Quote from ifue:
Hey Neke,
Contrary to what you and most people on here believe I think you should continue your discretionary trading. At the beginning of last year you were thinking about fully automating your trading, but that went by the wayside as your discretionary trades started doing better. At another point in time you were considering cutting out options from your trading because they had been consistently losing you money. Shortly after that they were the only type of trade making you money.
I think you have a lot of different strategies and trading methods: your ability to switch toward the successful strategy of the moment has resulted in a lot of gains for you. Automated trading though, has never been a big part of your strategy. I do think you have used your efforts to automate to help inform your discretionary trading but it has not been one of your main investment vehicles. I believe the reason for this is how aggressive your investment strategy has been. In my opinion that aggressiveness is the reason you have been so successful and why you see a lot of jealous posts on here.
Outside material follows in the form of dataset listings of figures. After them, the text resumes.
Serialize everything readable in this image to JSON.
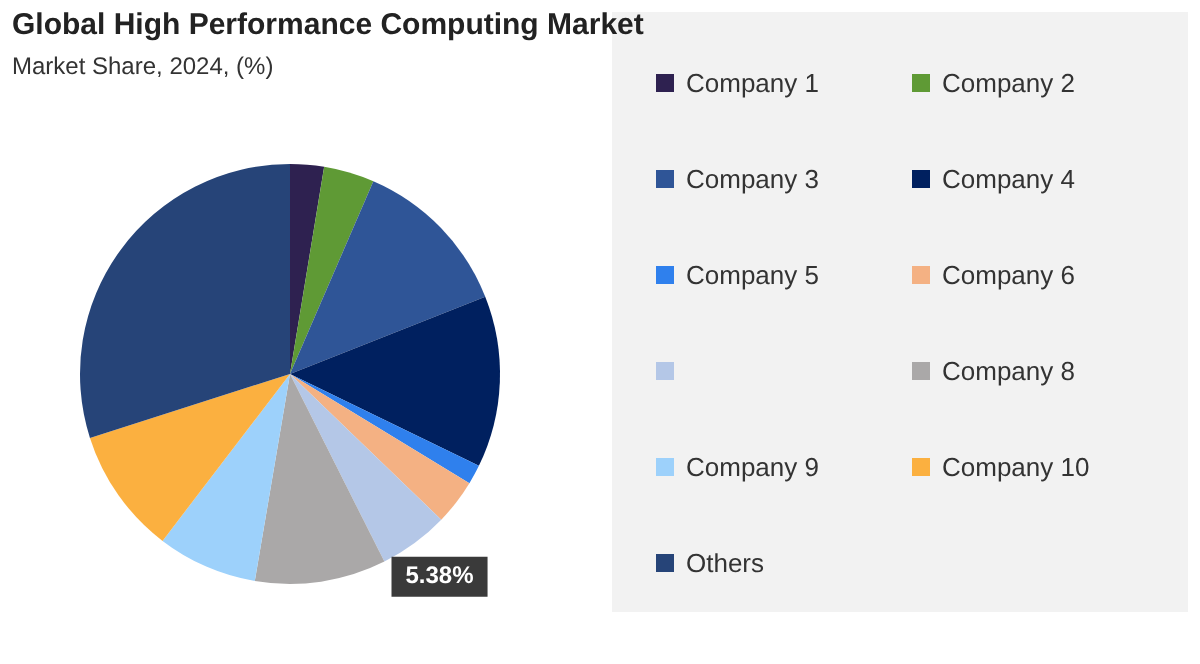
{
  "chart_data": {
    "type": "pie",
    "title": "Global High Performance Computing Market",
    "subtitle": "Market Share, 2024, (%)",
    "categories": [
      "Company 1",
      "Company 2",
      "Company 3",
      "Company 4",
      "Company 5",
      "Company 6",
      null,
      "Company 8",
      "Company 9",
      "Company 10",
      "Others"
    ],
    "values": [
      2.6,
      3.9,
      12.5,
      13.2,
      1.5,
      3.5,
      5.38,
      10.1,
      7.7,
      9.7,
      29.92
    ],
    "colors": [
      "#2e2150",
      "#5f9a35",
      "#2f5597",
      "#00205f",
      "#2f80ed",
      "#f4b183",
      "#b4c7e7",
      "#aaa8a8",
      "#9dd1fb",
      "#fbb040",
      "#264478"
    ],
    "value_labels": [
      null,
      null,
      null,
      null,
      null,
      null,
      "5.38%",
      null,
      null,
      null,
      null
    ],
    "legend": "right"
  }
}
I think the question of whether to continue is the same as it has always been. Do you have an edge? If you believe so then continue discretionary trading. You can expect an outlier event over a long period of time and at your risk level I'm not even sure if this qualifies. Possibly the reason you are considering significantly reducing your risk level is outside factors are affecting your investment decisions. In the beginning you started out with nothing to lose. Nothing has really changed, you've already made money even if you lose your current account. Of course there is a lot more money at stake now. The question is, are you willing to risk it all as you were in previous years? If not then you have to completely reevaluate your investment goals. If it is then you have to convince yourself it is play money and focus on strategy not results.
Quote from neke:
Nice observation. It is frustrating when you make / repeat so many dumb action that negatively impacts your account balance. At such times, it naturally comes to my mind to go fully/solely automated. So far, the automated strategies, when put in practice, have only had mediocre results. There are so many aspects of my trading decision that I just cannot automate: price/volume data is just one variable that goes into determining a discretionary trade. There is no way I could have automated the shorting of EXEL on Thursday: it is driven on interpretation of news, and is not what a computer could do for me. What I have started doing is get alerted on possible automateable set-ups during market hours and making a decision to place the trades or not. I believe with so many of such trades to occupy my attention, I would not be unduly fixated on one discretionary trade that I want to be profitable to make my day/week. I really want my discretionary trades to come to me, and not me looking for them: there is always that subconscious desire that the next trade should be a home run, or at least should not be a loss. The result is trying to average down when it goes against me, and even if it eventually goes my way, I am only too pleased to get out at break-even. So the size of the losers outstrip the size of the gainers. I want to have so many automated prompts that I take with smaller size, and take the discretionary when the right set-up appears, instead of trying to force a discretionary trade.